Tisa: Because there is only a month and a half, extremely concerned. This is urgent. This needs to happen now. The good news is that finally the administration realizes that. A lot of the groups have been doing good advocacy on their own. We’re just getting in touch with them, finding out what they have done and giving them the push they need to get it done.

What are your objectives from now until May?

Ramadan: In the course of our first staff meeting we laid out a 40-day plan, which brings us right to the end of classes. There we went through our platform and determined short-term, medium-term, long-term, and then longest-term [objectives].

Tisa: Things we start on—free speech. We need to lay out what our goals are and then start that advocacy because if we don’t start that now, its going to take a while to get there. We have to start that now in order to see successes.

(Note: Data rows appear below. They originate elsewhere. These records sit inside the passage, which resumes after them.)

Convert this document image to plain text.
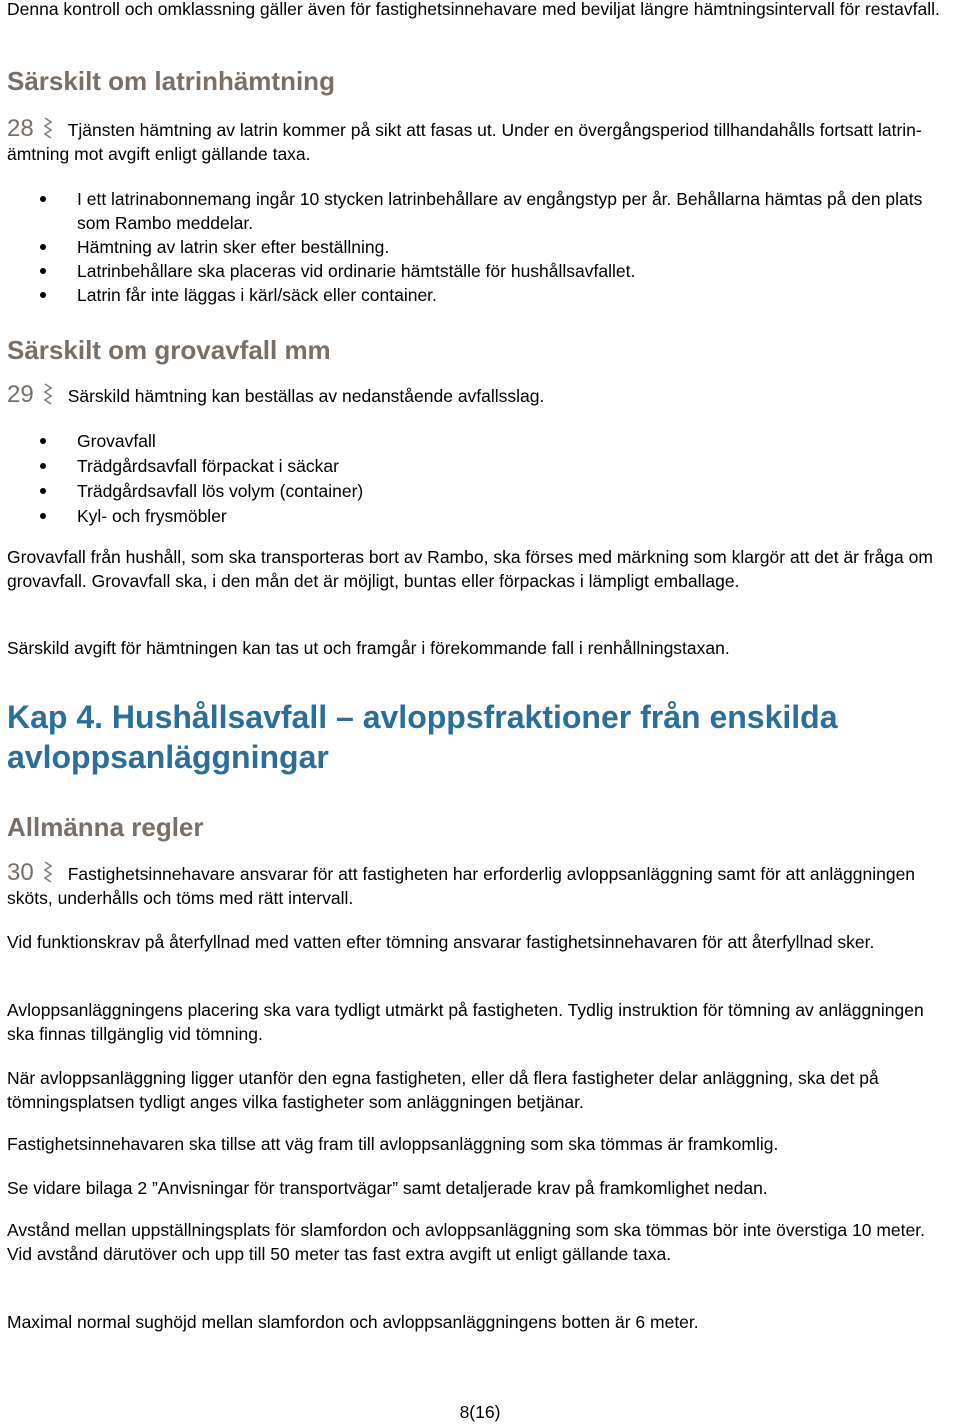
Denna kontroll och omklassning gäller även för fastighetsinnehavare med beviljat längre hämtningsintervall för restavfall.

Särskilt om latrinhämtning
28 Tjänsten hämtning av latrin kommer på sikt att fasas ut. Under en övergångsperiod tillhandahålls fortsatt latrin-ämtning mot avgift enligt gällande taxa.
I ett latrinabonnemang ingår 10 stycken latrinbehållare av engångstyp per år. Behållarna hämtas på den plats som Rambo meddelar.
Hämtning av latrin sker efter beställning.
Latrinbehållare ska placeras vid ordinarie hämtställe för hushållsavfallet.
Latrin får inte läggas i kärl/säck eller container.
Särskilt om grovavfall mm
29 Särskild hämtning kan beställas av nedanstående avfallsslag.
Grovavfall
Trädgårdsavfall förpackat i säckar
Trädgårdsavfall lös volym (container)
Kyl- och frysmöbler

Grovavfall från hushåll, som ska transporteras bort av Rambo, ska förses med märkning som klargör att det är fråga om grovavfall. Grovavfall ska, i den mån det är möjligt, buntas eller förpackas i lämpligt emballage.

Särskild avgift för hämtningen kan tas ut och framgår i förekommande fall i renhållningstaxan.

Kap 4. Hushållsavfall – avloppsfraktioner från enskilda avloppsanläggningar
Allmänna regler
30 Fastighetsinnehavare ansvarar för att fastigheten har erforderlig avloppsanläggning samt för att anläggningen sköts, underhålls och töms med rätt intervall.

Vid funktionskrav på återfyllnad med vatten efter tömning ansvarar fastighetsinnehavaren för att återfyllnad sker.

Avloppsanläggningens placering ska vara tydligt utmärkt på fastigheten. Tydlig instruktion för tömning av anläggningen ska finnas tillgänglig vid tömning.

När avloppsanläggning ligger utanför den egna fastigheten, eller då flera fastigheter delar anläggning, ska det på tömningsplatsen tydligt anges vilka fastigheter som anläggningen betjänar.

Fastighetsinnehavaren ska tillse att väg fram till avloppsanläggning som ska tömmas är framkomlig.

Se vidare bilaga 2 ”Anvisningar för transportvägar” samt detaljerade krav på framkomlighet nedan.

Avstånd mellan uppställningsplats för slamfordon och avloppsanläggning som ska tömmas bör inte överstiga 10 meter. Vid avstånd därutöver och upp till 50 meter tas fast extra avgift ut enligt gällande taxa.

Maximal normal sughöjd mellan slamfordon och avloppsanläggningens botten är 6 meter.

8(16)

We think that given the campus plan we will see a short term win on alcohol policy, or party policy on campus. [We’re working on] getting some kind of, maybe mostly symbolic, but some acknowledgement from the University that in tandem with this increased off-campus enforcement, there needs to be some kind of tangible acknowledgement of that in policy. So what about on-campus party hosting is going to be easier? Will it have a later cut-off time? Will the noise restrictions be reduced? We have already had some discussions on those, and we’re confident that this semester we’ll get at least one big change there. You have to rock all the right boats now, so they expect you to rock them.

Another thing we are trying to do in the short term is look at the biased reporting system and get an updated interface for that. That is something we’re going to start conversations about immediately.

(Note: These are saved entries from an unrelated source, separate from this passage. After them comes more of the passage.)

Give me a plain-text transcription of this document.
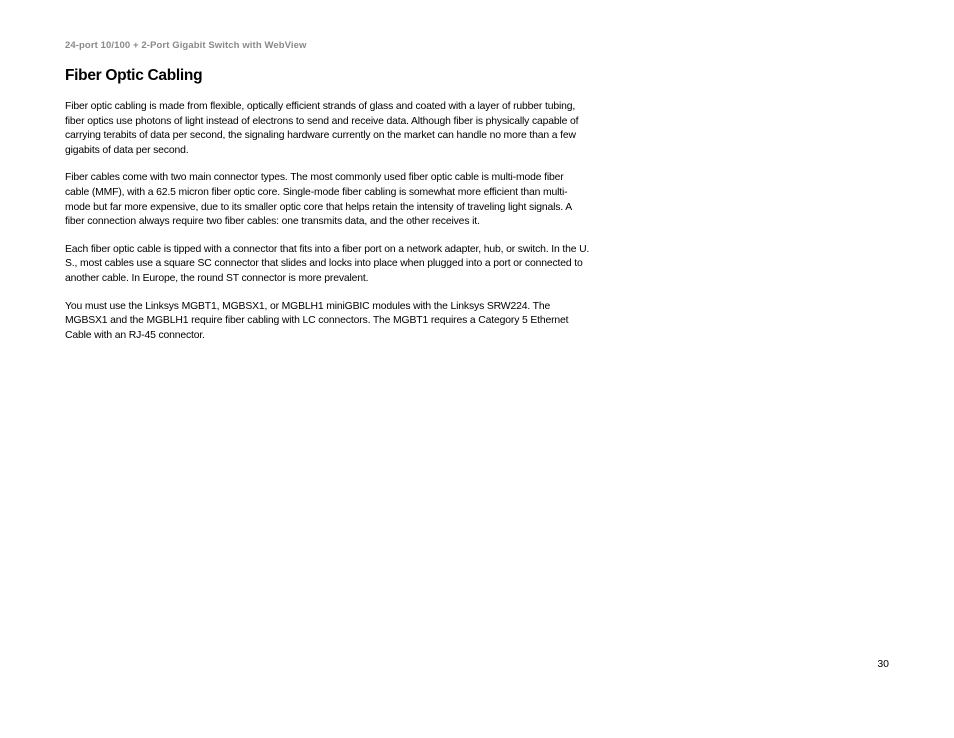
24-port 10/100 + 2-Port Gigabit Switch with WebView
Fiber Optic Cabling

Fiber optic cabling is made from flexible, optically efficient strands of glass and coated with a layer of rubber tubing, fiber optics use photons of light instead of electrons to send and receive data. Although fiber is physically capable of carrying terabits of data per second, the signaling hardware currently on the market can handle no more than a few gigabits of data per second.

Fiber cables come with two main connector types. The most commonly used fiber optic cable is multi-mode fiber cable (MMF), with a 62.5 micron fiber optic core. Single-mode fiber cabling is somewhat more efficient than multi-mode but far more expensive, due to its smaller optic core that helps retain the intensity of traveling light signals. A fiber connection always require two fiber cables: one transmits data, and the other receives it.

Each fiber optic cable is tipped with a connector that fits into a fiber port on a network adapter, hub, or switch. In the U. S., most cables use a square SC connector that slides and locks into place when plugged into a port or connected to another cable. In Europe, the round ST connector is more prevalent.

You must use the Linksys MGBT1, MGBSX1, or MGBLH1 miniGBIC modules with the Linksys SRW224. The MGBSX1 and the MGBLH1 require fiber cabling with LC connectors. The MGBT1 requires a Category 5 Ethernet Cable with an RJ-45 connector.

30
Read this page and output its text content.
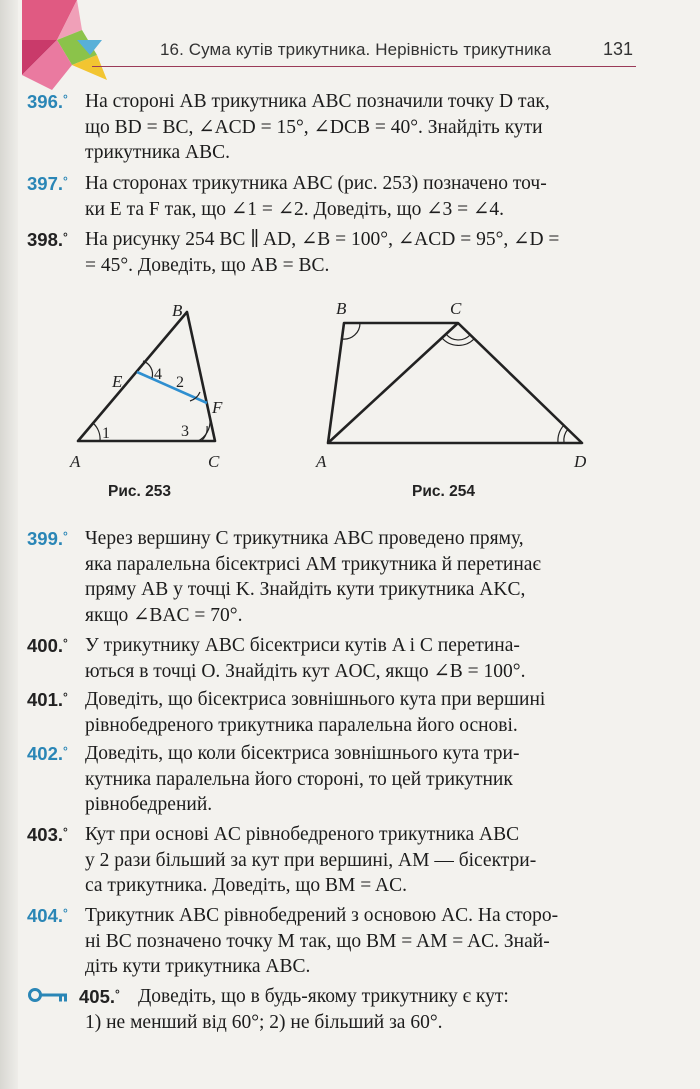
16. Сума кутів трикутника. Нерівність трикутника	131
396.° На стороні AB трикутника ABC позначили точку D так,
що BD = BC, ∠ACD = 15°, ∠DCB = 40°. Знайдіть кути
трикутника ABC.
397.° На сторонах трикутника ABC (рис. 253) позначено точ-
ки E та F так, що ∠1 = ∠2. Доведіть, що ∠3 = ∠4.
398.° На рисунку 254 BC ∥ AD, ∠B = 100°, ∠ACD = 95°, ∠D =
= 45°. Доведіть, що AB = BC.
B
E
F
A	C
1
2
3
4
Рис. 253
B	C
A	D
Рис. 254
399.° Через вершину C трикутника ABC проведено пряму,
яка паралельна бісектрисі AM трикутника й перетинає
пряму AB у точці K. Знайдіть кути трикутника AKC,
якщо ∠BAC = 70°.
400.° У трикутнику ABC бісектриси кутів A і C перетина-
ються в точці O. Знайдіть кут AOC, якщо ∠B = 100°.
401.° Доведіть, що бісектриса зовнішнього кута при вершині
рівнобедреного трикутника паралельна його основі.
402.° Доведіть, що коли бісектриса зовнішнього кута три-
кутника паралельна його стороні, то цей трикутник
рівнобедрений.
403.° Кут при основі AC рівнобедреного трикутника ABC
у 2 рази більший за кут при вершині, AM — бісектри-
са трикутника. Доведіть, що BM = AC.
404.° Трикутник ABC рівнобедрений з основою AC. На сторо-
ні BC позначено точку M так, що BM = AM = AC. Знай-
діть кути трикутника ABC.
405.° Доведіть, що в будь-якому трикутнику є кут:
1) не менший від 60°; 2) не більший за 60°.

Nate, in The Hoya this Tuesday, you said you expect to face a lot of voices on campus that haven’t been heard before. What objections or challenges do you think will be raised and who will raise them?

Tisa: I meant a couple things by that. One thing that we want to continue is taking groups that GUSA hasn’t represented well in the past and making a substantial effort to do that. So facing those voices in a positive way. In some of the programs we want to move forward on, more accessible housing, getting a gender neutrality option and to make sure everyone has a living environment that affirms their dignity, there are some things that are a little more controversial than food trucks, or raising the keg ban.

Adam, in the same article, you said we are at a crossroads with our Jesuit identity and who we are as a school. Why did you say that and do you really believe we are in danger of drifting away from our traditions?

Ramadan: I think the true nature of being as old as we are, 224 years, we are different as a nation, as a university than when we were founded. While I think that advances are necessary, inevitable, and good, at the same time we are proud of our Jesuit heritage. Something that we [Nate and I] emphasize is the Jesuit identity as one of “yes” rather than one of “no.” Rather than fight the tide, move with it, but remembering where we come from.